I IS FOR INTERSECTIONALITY
As the splinter factions of Black Pride, Trans Pride, Radical Pride and all the other numerous 2020s offshoots of the big Establishment, Government and Mayoral approved event only serve to highlight, making room for everybody in the Pride parade has been one of the biggest recent bugbears of the shift while folding of Pride into London’s chirpy daytime jamborees. The move to change the parade itself from being something you apply for to something you turn up to could change all that in a stroke, democratising who does and doesn’t get to march and all the factional bickering that encourages. Arguably the biggest change in queer UK over the past 50 years has been the extension of the acronym from Lesbian and Gay to LGBTQ+ and all its variants. Surely now is the time to start cheerleading for a Pride that reflects that change?
J IS FOR JOY
Pride is supposed to be about turning that frown upside down. The blaring music. The 24-hour stimulation, both visual and otherwise. The theatrical display of identity. The central prioritising of sexuality. The indelible gay propensity for any excuse to get absolutely off your knockers.
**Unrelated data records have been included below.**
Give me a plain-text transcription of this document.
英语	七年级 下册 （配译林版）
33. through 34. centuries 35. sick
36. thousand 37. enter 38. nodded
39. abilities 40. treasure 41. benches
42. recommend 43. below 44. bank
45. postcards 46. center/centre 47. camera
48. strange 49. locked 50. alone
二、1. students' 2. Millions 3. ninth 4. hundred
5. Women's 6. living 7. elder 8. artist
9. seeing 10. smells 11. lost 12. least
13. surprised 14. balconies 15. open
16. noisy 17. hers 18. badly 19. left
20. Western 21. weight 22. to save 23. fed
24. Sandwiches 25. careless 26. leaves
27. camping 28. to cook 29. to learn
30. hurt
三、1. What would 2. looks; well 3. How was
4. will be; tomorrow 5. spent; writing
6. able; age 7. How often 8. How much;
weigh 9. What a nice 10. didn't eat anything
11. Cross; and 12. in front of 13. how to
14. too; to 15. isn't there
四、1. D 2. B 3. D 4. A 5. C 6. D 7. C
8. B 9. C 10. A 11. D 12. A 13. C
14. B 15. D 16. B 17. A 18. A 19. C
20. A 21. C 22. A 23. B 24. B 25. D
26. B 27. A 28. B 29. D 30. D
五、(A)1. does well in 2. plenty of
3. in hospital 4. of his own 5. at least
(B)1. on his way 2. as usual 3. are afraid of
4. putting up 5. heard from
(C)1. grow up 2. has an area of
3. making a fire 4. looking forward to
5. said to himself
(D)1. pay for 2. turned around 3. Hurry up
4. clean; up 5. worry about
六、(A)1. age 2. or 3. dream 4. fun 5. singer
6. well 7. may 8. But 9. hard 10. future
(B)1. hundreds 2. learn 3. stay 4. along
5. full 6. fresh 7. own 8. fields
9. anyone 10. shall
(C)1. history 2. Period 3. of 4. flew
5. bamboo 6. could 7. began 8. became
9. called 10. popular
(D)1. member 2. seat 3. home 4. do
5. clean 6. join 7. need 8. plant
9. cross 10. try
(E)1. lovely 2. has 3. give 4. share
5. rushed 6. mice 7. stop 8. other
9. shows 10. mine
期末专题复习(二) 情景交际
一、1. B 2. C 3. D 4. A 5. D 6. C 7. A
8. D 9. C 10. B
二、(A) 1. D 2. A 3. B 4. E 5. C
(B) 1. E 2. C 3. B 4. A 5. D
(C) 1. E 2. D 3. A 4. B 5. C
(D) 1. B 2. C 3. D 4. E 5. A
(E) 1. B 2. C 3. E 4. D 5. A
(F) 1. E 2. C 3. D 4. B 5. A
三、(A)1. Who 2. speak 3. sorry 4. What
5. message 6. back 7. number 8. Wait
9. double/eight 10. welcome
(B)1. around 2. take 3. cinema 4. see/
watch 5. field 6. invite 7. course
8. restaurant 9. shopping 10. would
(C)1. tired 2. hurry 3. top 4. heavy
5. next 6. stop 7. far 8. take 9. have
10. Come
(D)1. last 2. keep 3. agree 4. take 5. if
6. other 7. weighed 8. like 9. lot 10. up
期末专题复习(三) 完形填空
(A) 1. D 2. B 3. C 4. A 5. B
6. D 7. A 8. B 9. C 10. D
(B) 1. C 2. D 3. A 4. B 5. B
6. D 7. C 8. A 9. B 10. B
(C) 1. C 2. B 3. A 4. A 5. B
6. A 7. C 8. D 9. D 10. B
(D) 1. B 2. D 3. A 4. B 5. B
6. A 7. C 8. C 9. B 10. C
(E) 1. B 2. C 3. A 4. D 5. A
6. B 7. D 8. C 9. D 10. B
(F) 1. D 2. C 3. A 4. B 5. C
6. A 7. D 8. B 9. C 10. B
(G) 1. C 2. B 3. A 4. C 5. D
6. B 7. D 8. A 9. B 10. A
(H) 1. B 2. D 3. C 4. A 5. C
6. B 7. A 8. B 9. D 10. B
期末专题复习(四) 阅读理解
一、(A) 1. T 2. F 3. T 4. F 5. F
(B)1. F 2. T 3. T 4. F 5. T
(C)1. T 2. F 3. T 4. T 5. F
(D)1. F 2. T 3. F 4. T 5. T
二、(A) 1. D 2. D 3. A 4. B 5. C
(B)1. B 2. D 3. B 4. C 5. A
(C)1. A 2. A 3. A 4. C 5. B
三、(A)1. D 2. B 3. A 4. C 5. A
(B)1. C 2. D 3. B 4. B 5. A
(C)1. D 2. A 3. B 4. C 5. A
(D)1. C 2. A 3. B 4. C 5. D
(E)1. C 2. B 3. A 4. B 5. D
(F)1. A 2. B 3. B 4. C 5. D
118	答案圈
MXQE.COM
There is a reason ‘Joy’ so often follows the more complicated thread of ‘Pride’
K IS FOR KIDS
Two mums and/or two dads getting a chance to take their offspring into town and show their children how prevalent the rainbow family has become in modern London is just one of the perks of the day. But it’s the other kids showing out, that unstoppable new generation of early teens trucking along with all their nervous young energy, those post Clause 28 kids who get to find themselves at school and share their awakenings with their mates that really moisten even the oldest and most cynical of eyes. Post-Heartstopper, they are a dominant young force. Expect them to be absolutely everywhere this year.
L IS FOR LGBTQ+
As an LGBTQ+ person, this is the one London day reserved for us to shape, in our image. Do us proud, it’s in the title.